El niño del móvil ha fruncido el ceño, se ha acercado de nuevo a su madre y
ella ha empezado a explicarle algo muy largo a base de susurros. Mientras lo
hacía, ambos te miraban de un modo que no me ha gustado nada.
A los dos meses de morir yo, papá te abandonó. Dejó de ser el papá tierno
de siempre, dejó de imprimir los juegos y empezó a decir que estabas loca. Y
un día te habló mal y se fue. Yo, desde mi posición, lo vi todo. Y me dio mucha
pena. Por eso desde entonces procuro no abandonarte nunca, para protegerte
cuando se clavan sobre ti ese tipo de miradas, como las de papá, como las de
toda esta gente que no tiene ni idea de lo que tú y yo hemos luchado. Porque
siempre hemos combatido todo juntas, ¿a que sí? Pues ahora debe seguir
siendo así; viajar, no detenernos, y disfrutar de estos juegos para los que no se
necesita pensar demasiado. Tú siempre lo has dicho: para jugar solo se
necesita tiempo, ganas y buena compañía. Para qué más.
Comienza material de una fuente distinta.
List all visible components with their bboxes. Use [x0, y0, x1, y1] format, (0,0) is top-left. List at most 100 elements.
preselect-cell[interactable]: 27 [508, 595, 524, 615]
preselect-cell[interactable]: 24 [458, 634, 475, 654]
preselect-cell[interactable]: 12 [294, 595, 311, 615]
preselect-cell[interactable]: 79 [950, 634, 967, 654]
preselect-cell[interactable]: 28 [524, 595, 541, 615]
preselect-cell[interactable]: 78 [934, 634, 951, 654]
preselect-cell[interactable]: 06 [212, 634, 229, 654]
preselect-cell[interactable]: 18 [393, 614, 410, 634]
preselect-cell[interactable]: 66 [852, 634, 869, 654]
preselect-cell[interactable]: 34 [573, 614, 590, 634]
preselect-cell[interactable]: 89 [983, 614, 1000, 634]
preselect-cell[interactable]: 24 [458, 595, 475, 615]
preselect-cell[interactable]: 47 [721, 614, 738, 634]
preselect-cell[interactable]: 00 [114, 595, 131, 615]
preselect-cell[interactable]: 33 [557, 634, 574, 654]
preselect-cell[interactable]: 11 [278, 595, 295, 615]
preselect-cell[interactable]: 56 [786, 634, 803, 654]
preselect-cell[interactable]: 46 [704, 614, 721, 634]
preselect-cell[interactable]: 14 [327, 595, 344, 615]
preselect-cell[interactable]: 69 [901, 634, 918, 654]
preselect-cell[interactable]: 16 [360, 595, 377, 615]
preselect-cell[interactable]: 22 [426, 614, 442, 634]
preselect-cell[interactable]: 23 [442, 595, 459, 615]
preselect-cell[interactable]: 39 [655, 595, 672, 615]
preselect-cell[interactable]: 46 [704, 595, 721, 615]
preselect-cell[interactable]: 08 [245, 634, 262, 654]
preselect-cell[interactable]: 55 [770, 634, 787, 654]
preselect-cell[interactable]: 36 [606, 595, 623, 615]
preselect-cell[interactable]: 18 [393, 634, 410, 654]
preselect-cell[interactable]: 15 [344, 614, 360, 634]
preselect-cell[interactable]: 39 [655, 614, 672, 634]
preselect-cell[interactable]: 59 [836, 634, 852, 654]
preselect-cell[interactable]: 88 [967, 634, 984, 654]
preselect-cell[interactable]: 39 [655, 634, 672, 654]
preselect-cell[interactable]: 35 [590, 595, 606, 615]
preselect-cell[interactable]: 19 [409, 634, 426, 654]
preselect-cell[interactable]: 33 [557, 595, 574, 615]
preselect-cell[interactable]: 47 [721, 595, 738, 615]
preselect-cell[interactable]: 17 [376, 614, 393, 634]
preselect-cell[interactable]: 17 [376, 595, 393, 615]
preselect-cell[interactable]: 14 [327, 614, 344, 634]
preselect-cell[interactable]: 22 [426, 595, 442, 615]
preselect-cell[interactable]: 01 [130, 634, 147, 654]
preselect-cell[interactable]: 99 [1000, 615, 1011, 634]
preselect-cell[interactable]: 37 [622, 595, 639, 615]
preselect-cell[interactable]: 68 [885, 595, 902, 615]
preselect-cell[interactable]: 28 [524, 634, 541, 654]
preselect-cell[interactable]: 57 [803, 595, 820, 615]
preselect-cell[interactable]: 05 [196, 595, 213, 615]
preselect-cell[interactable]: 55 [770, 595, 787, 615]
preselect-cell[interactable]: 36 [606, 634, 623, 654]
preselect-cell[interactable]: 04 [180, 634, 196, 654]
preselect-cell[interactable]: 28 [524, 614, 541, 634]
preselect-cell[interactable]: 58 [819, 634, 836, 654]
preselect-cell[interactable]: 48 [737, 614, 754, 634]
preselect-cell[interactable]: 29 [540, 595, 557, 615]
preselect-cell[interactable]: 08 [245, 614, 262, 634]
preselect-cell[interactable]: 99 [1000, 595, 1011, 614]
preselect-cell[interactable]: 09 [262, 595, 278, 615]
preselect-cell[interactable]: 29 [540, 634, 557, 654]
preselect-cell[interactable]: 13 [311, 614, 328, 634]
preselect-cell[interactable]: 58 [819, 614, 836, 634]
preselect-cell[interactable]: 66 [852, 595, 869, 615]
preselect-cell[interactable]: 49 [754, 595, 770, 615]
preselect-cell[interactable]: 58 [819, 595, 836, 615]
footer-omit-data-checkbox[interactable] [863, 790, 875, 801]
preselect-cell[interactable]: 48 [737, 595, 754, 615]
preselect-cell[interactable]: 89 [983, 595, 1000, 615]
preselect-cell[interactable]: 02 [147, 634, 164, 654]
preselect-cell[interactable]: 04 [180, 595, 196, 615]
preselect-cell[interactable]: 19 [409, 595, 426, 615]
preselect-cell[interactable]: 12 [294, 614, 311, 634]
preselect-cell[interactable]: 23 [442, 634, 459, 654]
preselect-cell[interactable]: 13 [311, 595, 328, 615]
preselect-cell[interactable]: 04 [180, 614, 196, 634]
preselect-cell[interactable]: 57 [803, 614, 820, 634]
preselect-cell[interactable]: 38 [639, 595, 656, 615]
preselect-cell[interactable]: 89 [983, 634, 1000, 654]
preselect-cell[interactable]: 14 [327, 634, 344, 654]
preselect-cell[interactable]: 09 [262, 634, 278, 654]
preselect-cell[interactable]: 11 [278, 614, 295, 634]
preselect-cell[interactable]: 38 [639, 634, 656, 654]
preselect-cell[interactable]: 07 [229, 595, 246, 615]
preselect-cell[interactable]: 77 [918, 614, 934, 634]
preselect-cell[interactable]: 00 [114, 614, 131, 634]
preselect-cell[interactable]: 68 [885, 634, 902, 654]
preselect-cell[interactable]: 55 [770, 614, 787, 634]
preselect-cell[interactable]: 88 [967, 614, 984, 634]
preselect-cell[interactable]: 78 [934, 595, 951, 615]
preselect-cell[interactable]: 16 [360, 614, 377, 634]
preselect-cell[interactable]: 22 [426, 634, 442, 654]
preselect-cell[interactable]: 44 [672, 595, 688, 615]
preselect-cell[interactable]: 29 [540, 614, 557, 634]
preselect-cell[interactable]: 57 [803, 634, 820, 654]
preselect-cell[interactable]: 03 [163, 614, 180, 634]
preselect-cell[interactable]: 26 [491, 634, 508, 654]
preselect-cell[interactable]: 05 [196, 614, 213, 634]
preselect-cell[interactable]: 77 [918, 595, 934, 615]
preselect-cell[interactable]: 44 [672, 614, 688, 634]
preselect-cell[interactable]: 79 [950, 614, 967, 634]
—Pues, si es un seis… ¡me toca otra vez, mamá! —te he gritado, eufórica.
Aunque ya en ese instante se veía venir lo que ha pasado después. La
enfermera llevaba un rato hablando con el de seguridad de la clínica (ellos,
claro, tampoco me veían). Y enseguida te han invitado a marcharte, y te han
preguntado que si necesitabas algo, que por qué no vas a que te ayuden… Y
todo eso.
Te han echado, nos han echado, otra vez. Y lo peor de todo es que la
partida se ha quedado a medias. Y estoy segura de que iba ganar yo.